Na een nogal kille ervaring met een vruchtbaarheidskliniek, waar Kari wordt ingespoten met het sperma van een onbekende ‘Viking’, gevolgd door drie negatieve zwangerschapstesten, schiet een goede vriend Kari en haar vrouw te hulp.
Deze week:
Een ‘echte’ donor.
Onze nieuwe donor wilde er niks voor terug; geen ouderlijke rechten (of plichten) en hij had geen intentie zich te bemoeien met de opvoeding. Hij had zijn eigen gezin en wilde gewoon delen wat hij in overvloed had en wij misten. Aan het begin van ons proces, toen we een keuze moesten maken over de soort donor, dachten we niet dat we iemand in onze omgeving hadden die dit zou willen doen. We dachten niet dat het een optie was, een bekende donor. Maar toen dit aanbod eenmaal voor ons lag, voelde het meteen goed. Alsof het zo had moeten zijn.

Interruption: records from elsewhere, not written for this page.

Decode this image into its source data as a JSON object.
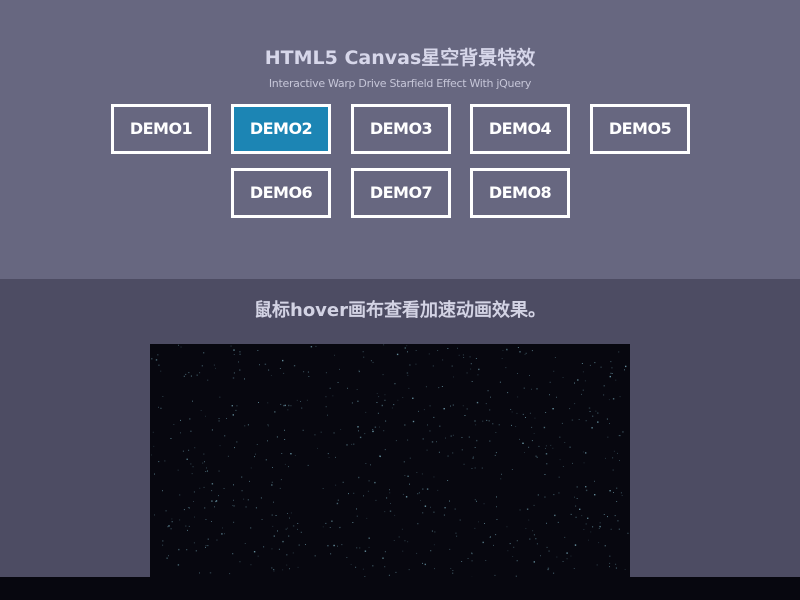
{
  "header": {
    "title": "HTML5 Canvas星空背景特效",
    "subtitle": "Interactive Warp Drive Starfield Effect With jQuery"
  },
  "demos": [
    {
      "label": "DEMO1",
      "active": false
    },
    {
      "label": "DEMO2",
      "active": true
    },
    {
      "label": "DEMO3",
      "active": false
    },
    {
      "label": "DEMO4",
      "active": false
    },
    {
      "label": "DEMO5",
      "active": false
    },
    {
      "label": "DEMO6",
      "active": false
    },
    {
      "label": "DEMO7",
      "active": false
    },
    {
      "label": "DEMO8",
      "active": false
    }
  ],
  "main": {
    "hint": "鼠标hover画布查看加速动画效果。"
  },
  "colors": {
    "header_bg": "#676780",
    "section_bg": "#4d4c63",
    "canvas_bg": "#07070f",
    "active_button": "#1c85b4",
    "star": "#7fb4c4"
  }
}
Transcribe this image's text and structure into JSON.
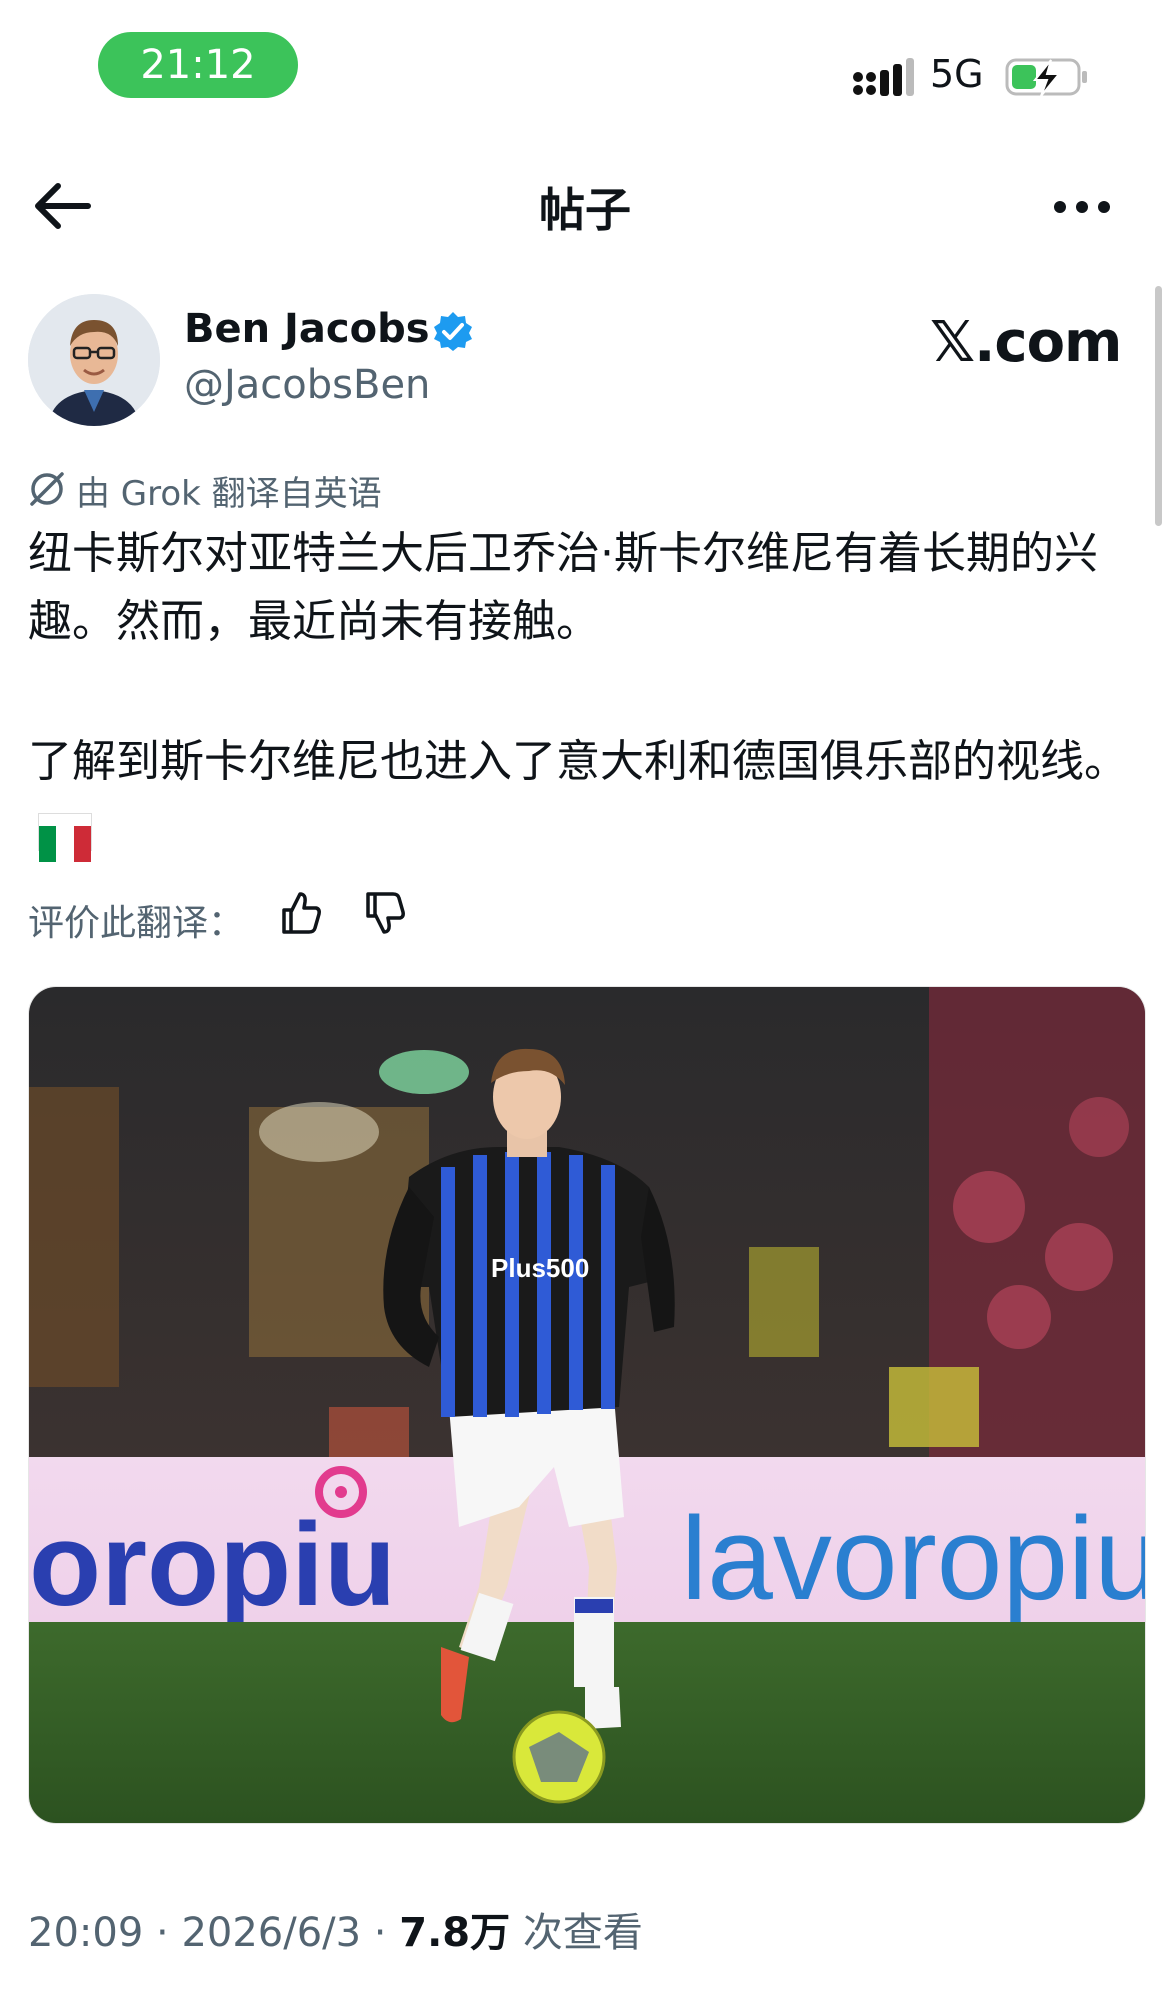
{
  "status_bar": {
    "time": "21:12",
    "network": "5G"
  },
  "nav": {
    "title": "帖子"
  },
  "author": {
    "name": "Ben Jacobs",
    "handle": "@JacobsBen",
    "watermark": "𝕏.com"
  },
  "translation": {
    "note": "由 Grok 翻译自英语"
  },
  "post": {
    "paragraph1": "纽卡斯尔对亚特兰大后卫乔治·斯卡尔维尼有着长期的兴趣。然而，最近尚未有接触。",
    "paragraph2": "了解到斯卡尔维尼也进入了意大利和德国俱乐部的视线。"
  },
  "rate": {
    "label": "评价此翻译："
  },
  "media": {
    "board_text_left": "oropiu",
    "board_text_right": "lavoropiu",
    "sponsor": "Plus500"
  },
  "footer": {
    "time": "20:09",
    "separator1": " · ",
    "date": "2026/6/3",
    "separator2": " · ",
    "views_count": "7.8万",
    "views_label": " 次查看"
  }
}
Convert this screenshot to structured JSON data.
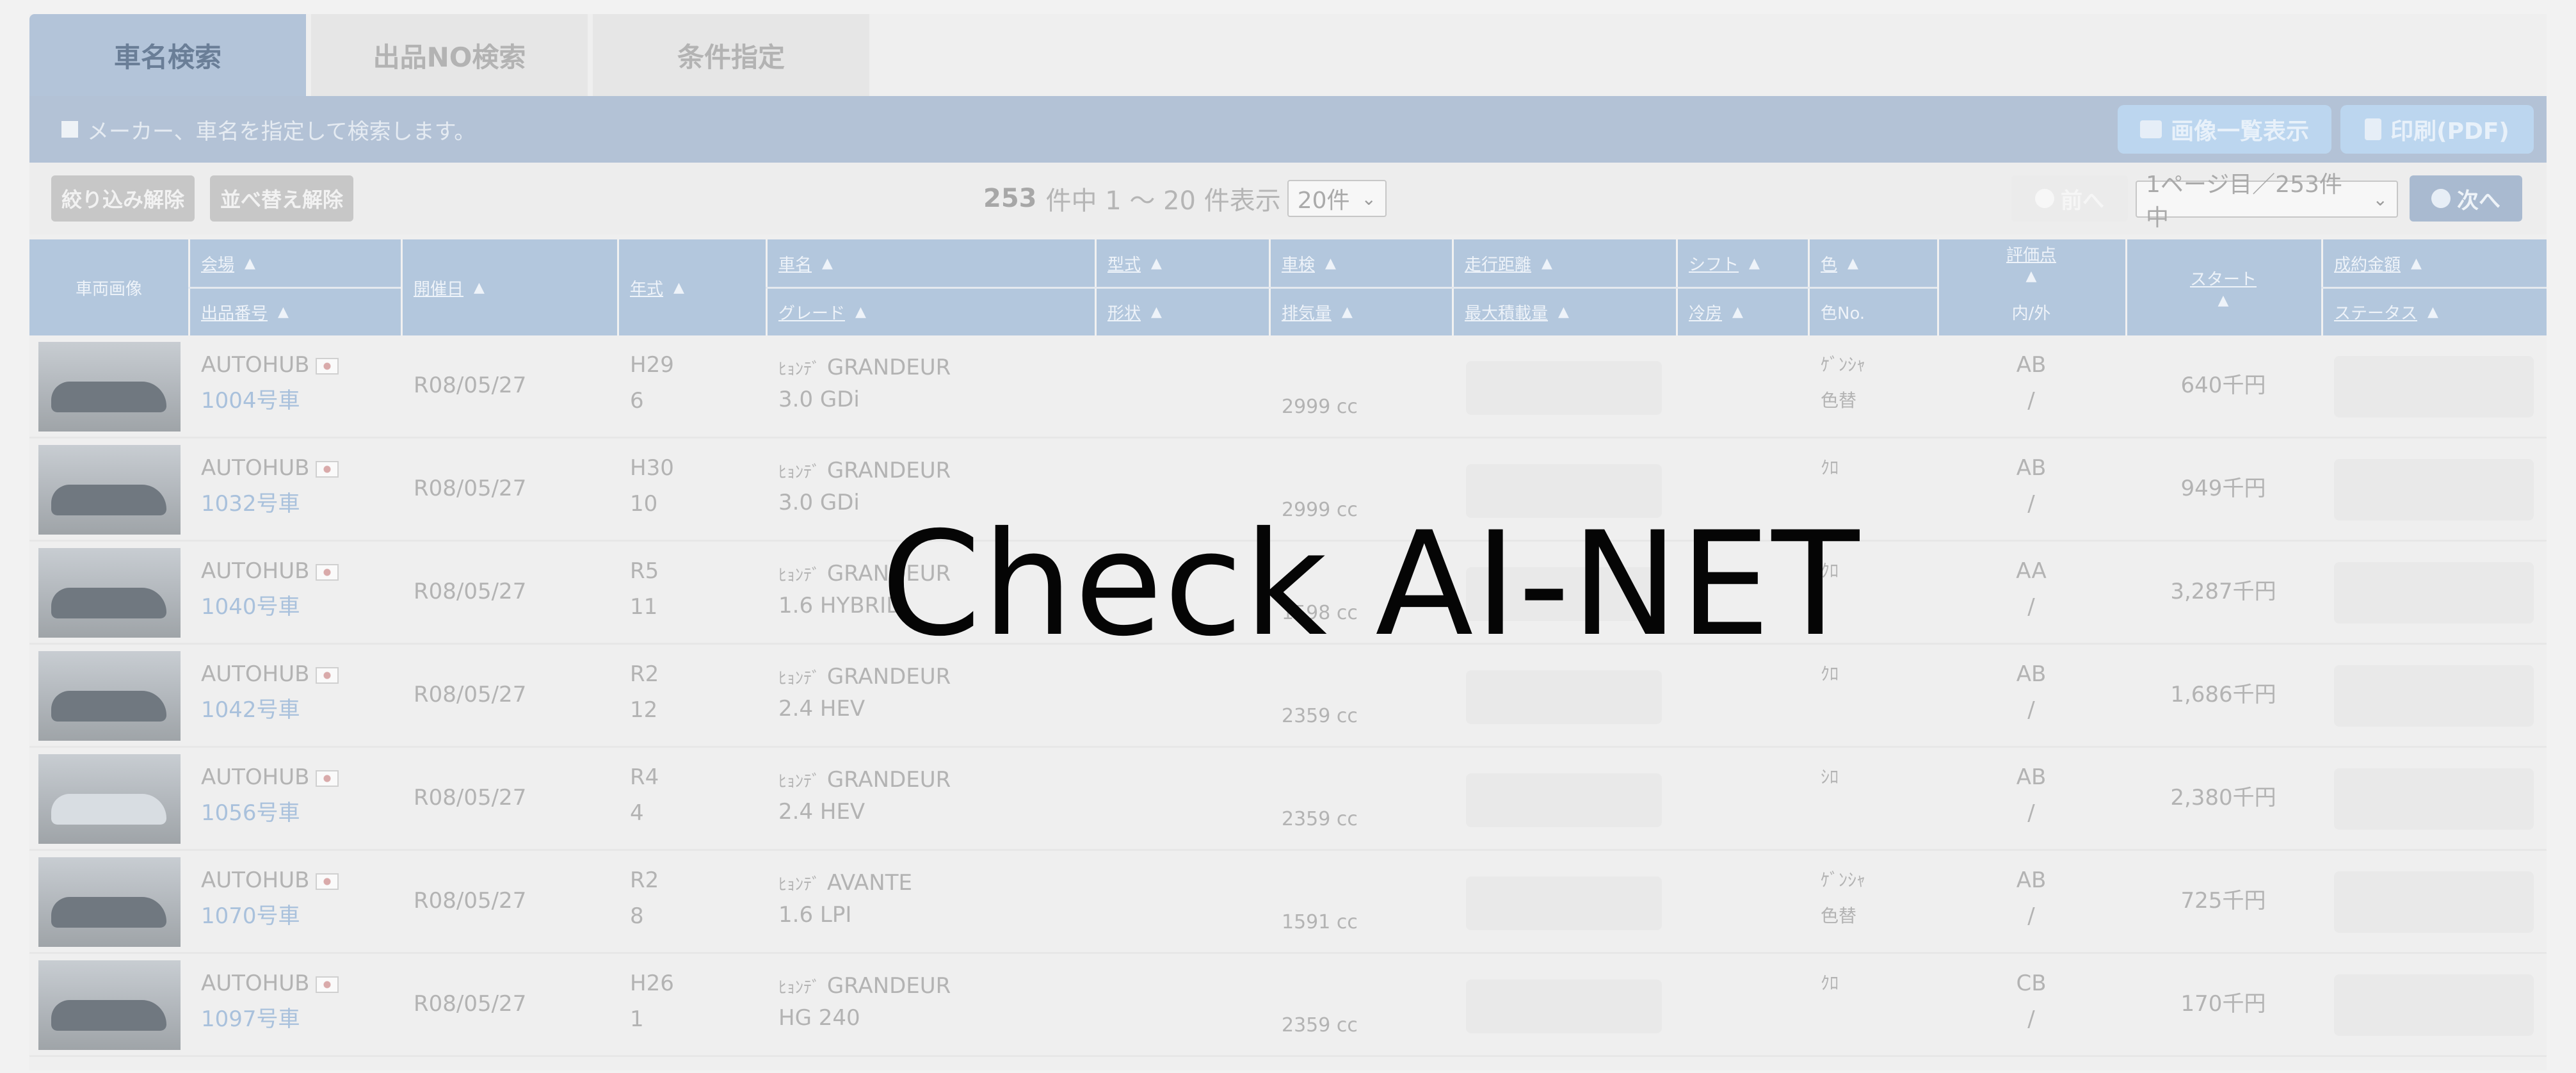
{
  "tabs": [
    {
      "label": "車名検索",
      "active": true
    },
    {
      "label": "出品NO検索",
      "active": false
    },
    {
      "label": "条件指定",
      "active": false
    }
  ],
  "infobar": {
    "text": "メーカー、車名を指定して検索します。",
    "image_list_label": "画像一覧表示",
    "print_label": "印刷(PDF)"
  },
  "controls": {
    "clear_filter_label": "絞り込み解除",
    "clear_sort_label": "並べ替え解除",
    "total": "253",
    "count_suffix": "件中 1 ～ 20 件表示",
    "per_page_value": "20件",
    "prev_label": "前へ",
    "page_value": "1ページ目／253件中",
    "next_label": "次へ"
  },
  "headers": {
    "image": "車両画像",
    "venue": "会場",
    "lot_no": "出品番号",
    "date": "開催日",
    "year": "年式",
    "car_name": "車名",
    "grade": "グレード",
    "model": "型式",
    "shape": "形状",
    "inspection": "車検",
    "displacement": "排気量",
    "mileage": "走行距離",
    "max_load": "最大積載量",
    "shift": "シフト",
    "cooling": "冷房",
    "color": "色",
    "color_no": "色No.",
    "score": "評価点",
    "int_ext": "内/外",
    "start": "スタート",
    "final_price": "成約金額",
    "status": "ステータス"
  },
  "rows": [
    {
      "venue": "AUTOHUB",
      "lot": "1004号車",
      "date": "R08/05/27",
      "era": "H29",
      "month": "6",
      "maker": "ﾋｮﾝﾃﾞ",
      "name": "GRANDEUR",
      "grade": "3.0 GDi",
      "cc": "2999 cc",
      "color1": "ｹﾞﾝｼｬ",
      "color2": "色替",
      "score": "AB",
      "ie": "/",
      "start": "640千円",
      "car_tone": "dark"
    },
    {
      "venue": "AUTOHUB",
      "lot": "1032号車",
      "date": "R08/05/27",
      "era": "H30",
      "month": "10",
      "maker": "ﾋｮﾝﾃﾞ",
      "name": "GRANDEUR",
      "grade": "3.0 GDi",
      "cc": "2999 cc",
      "color1": "ｸﾛ",
      "color2": "",
      "score": "AB",
      "ie": "/",
      "start": "949千円",
      "car_tone": "dark"
    },
    {
      "venue": "AUTOHUB",
      "lot": "1040号車",
      "date": "R08/05/27",
      "era": "R5",
      "month": "11",
      "maker": "ﾋｮﾝﾃﾞ",
      "name": "GRANDEUR",
      "grade": "1.6 HYBRID",
      "cc": "1598 cc",
      "color1": "ｸﾛ",
      "color2": "",
      "score": "AA",
      "ie": "/",
      "start": "3,287千円",
      "car_tone": "dark"
    },
    {
      "venue": "AUTOHUB",
      "lot": "1042号車",
      "date": "R08/05/27",
      "era": "R2",
      "month": "12",
      "maker": "ﾋｮﾝﾃﾞ",
      "name": "GRANDEUR",
      "grade": "2.4 HEV",
      "cc": "2359 cc",
      "color1": "ｸﾛ",
      "color2": "",
      "score": "AB",
      "ie": "/",
      "start": "1,686千円",
      "car_tone": "dark"
    },
    {
      "venue": "AUTOHUB",
      "lot": "1056号車",
      "date": "R08/05/27",
      "era": "R4",
      "month": "4",
      "maker": "ﾋｮﾝﾃﾞ",
      "name": "GRANDEUR",
      "grade": "2.4 HEV",
      "cc": "2359 cc",
      "color1": "ｼﾛ",
      "color2": "",
      "score": "AB",
      "ie": "/",
      "start": "2,380千円",
      "car_tone": "white"
    },
    {
      "venue": "AUTOHUB",
      "lot": "1070号車",
      "date": "R08/05/27",
      "era": "R2",
      "month": "8",
      "maker": "ﾋｮﾝﾃﾞ",
      "name": "AVANTE",
      "grade": "1.6 LPI",
      "cc": "1591 cc",
      "color1": "ｹﾞﾝｼｬ",
      "color2": "色替",
      "score": "AB",
      "ie": "/",
      "start": "725千円",
      "car_tone": "dark"
    },
    {
      "venue": "AUTOHUB",
      "lot": "1097号車",
      "date": "R08/05/27",
      "era": "H26",
      "month": "1",
      "maker": "ﾋｮﾝﾃﾞ",
      "name": "GRANDEUR",
      "grade": "HG 240",
      "cc": "2359 cc",
      "color1": "ｸﾛ",
      "color2": "",
      "score": "CB",
      "ie": "/",
      "start": "170千円",
      "car_tone": "dark"
    }
  ],
  "watermark": "Check AI-NET",
  "colors": {
    "header_blue": "#b3c7dd",
    "info_bar": "#b3c2d6",
    "link_blue": "#a9c1dc",
    "watermark": "#050505"
  }
}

We spraken alles goed door, ook met zijn vrouw, en maakten een overeenkomst. Hierin spraken we met elkaar af dat de donor geen juridisch ouderschap had, dat Hinke ons kind zou erkennen en wij dus samen in alle opzichten de ouders zouden zijn voor ons ongeboren kind. Ook maakten we afspraken over hoe en wanneer we onze kinderen en daarmee onze omgeving zouden vertellen over deze speciale relatie die we met elkaar hadden.
En dat was dat. Opeens hadden we een donor. Een ‘echte’. Geen fantasie Viking, met een onbekend DNA, karakter en uiterlijk, maar een gezonde, knappe, slimme, vriendelijke jongeman. We voelden nieuwe hoop.
Nu konden we thuis insemineren, in een relaxte setting. Ik bleef na afloop zo lang liggen als ik wilde en we konden ‘het’ meerdere keren per cyclus doen. In de kliniek moesten we de beste dag min of meer raden. Nu insemineerden we drie dagen rondom mijn eisprong, waardoor onze kansen werden vergroot. Want serieus, mijn lichaam volgt de natuur en mijn eitjes doen niet ‘plop’ omdat een computer besluit dat dit de dag is. En bovendien hoefde mijn vrouw niet meer aan de zijlijn te staan, maar kon zij mij nu zwanger maken. Het enige dat we nodig hadden was een potje en een spuitje. Ik was in één keer zwanger. We waren dolblij.
Ik denk niet iedere dag aan onze donor. Isaya voelt echt als ons kind. En dat is ze ook. We hebben alleen wat hulp gehad om haar hier te krijgen. Dat neemt niet weg dat we ongelooflijk dankbaar zijn voor wat de donor ons heeft gegeven. Hij zal altijd een speciale plek in ons leven hebben, al is het van een afstandje.